Bisnis.com, JAKARTA – Menjelang tutup tahun 2017, Menteri Lingkungan Hidup dan Kehutanan (LHK) Siti Nurbaya Bakar memboyong jajaran eselon I dan para pakar bersilaturahmi dengan Pengurus Besar Nahdlatul Ulama (PBNU) di Kantor PBNU, Jalan Kramat Raya, Jakarta, Sabtu (30/12/2017).
Kedatangan Menteri LHK diterima langsung oleh Ketua PBNU Said Aqil Siroj beserta jajarannya. Selain menggelar diskusi, pada kesempatan tersebut juga disepakati rencana kerja sama bidang lingkungan hidup dan kehutanan.
“Kami membicarakan banyak hal, terutama tentang rencana kerja sama membangun kesejahteraan masyarakat melalui kebijakan pemerintah, yakni reforma agraria dan akses hutan sosial,” kata Menteri Siti.
KLHK sendiri terus mempercepat pemberian akses legal pada rakyat untuk mengelola kawasan hutan, melalui program Perhutanan Sosial.
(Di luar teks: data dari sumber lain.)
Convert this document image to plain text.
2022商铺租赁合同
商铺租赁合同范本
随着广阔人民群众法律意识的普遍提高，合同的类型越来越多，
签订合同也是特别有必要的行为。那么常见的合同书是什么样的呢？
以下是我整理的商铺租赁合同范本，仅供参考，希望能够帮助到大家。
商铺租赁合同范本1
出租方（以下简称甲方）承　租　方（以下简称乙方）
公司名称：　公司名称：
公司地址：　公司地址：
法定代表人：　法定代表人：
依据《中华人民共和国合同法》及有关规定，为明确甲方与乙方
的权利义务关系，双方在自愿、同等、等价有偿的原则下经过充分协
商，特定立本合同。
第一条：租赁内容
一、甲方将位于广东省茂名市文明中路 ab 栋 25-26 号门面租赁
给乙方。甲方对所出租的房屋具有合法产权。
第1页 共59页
Per 18 Desember 2017, akses legal lahan yang sudah terealisasi mencapai 1,33 juta hektare dari target 4,38 juta hektare hingga 2019.
Pemerintahan Jokowi-JK juga telah mengalokasikan kawasan hutan seluas 12,7 juta hektare (10% dari luas kawasan hutan Indonesia) untuk masyarakat melalui program perhutanan sosial dengan skema hutan kemasyarakatan, hutan desa, hutan adat, hutan tanaman rakyat, dan hutan kemitraan.
Program pemerintah ini, kata Menteri Siti, telah sejalan dengan paparan yang disampaikan Ketua Umum PBNU Said Aqil, yang dalam kesempatan tersebut menyerahkan hasil Bahtsul Masail Maudhu'iyyah, Munas Konbes NU 2017 tentang Distribusi Lahan kepada Menteri LHK.
Said Aqil menjelaskan salah satu dari tujuan hukum Islam atau maqashid syariah adalah hifdz an-nafs (memelihara jiwa) dan hifdz al-mal (menjaga harta).
Salah satu bagian dari hifdz an-nafs adalah hidup layak, dan salah satu bagian dari hifdz al-mal adalah keseimbangan ekonomi (attawazun al-iqtishadi). Hal ini menunjukkan bahwa Islam adalah antiketimpangan, termasuk di dalamnya ketimpangan ekonomi.
“Maka negara memiliki tanggung jawab besar menciptakan keseimbangan ekonomi melalui pendekatan preventif dan kuratif,” kata Said.
Menurutnya, selama ini sudah terjadi ketimpangan sosial. Maka ada empat jalan keluar yang bisa dilakukan pemerintah.
Pertama, menarik kembali tanah yang didistribusikan oleh pemerintah secara berlebihan. Kedua, menarik kembali tanah hak guna usaha yang tidak dimanfaatkan atau dimanfaatkan, tetapi tidak dijalankan sebagaimana mestinya.
Ketiga, membatasi hak guna usaha untuk pengusaha, baik jumlah lahan maupun waktu pengelolaan dengan prinsip keadilan.
Keempat, mendistribusikan tanah yang dikuasai negara untuk fuqara wal masakin (para fakir miskin), baik dalam bentuk tamlik atau ghairu tamlik (membagi dua) dengan prinsip keadilan.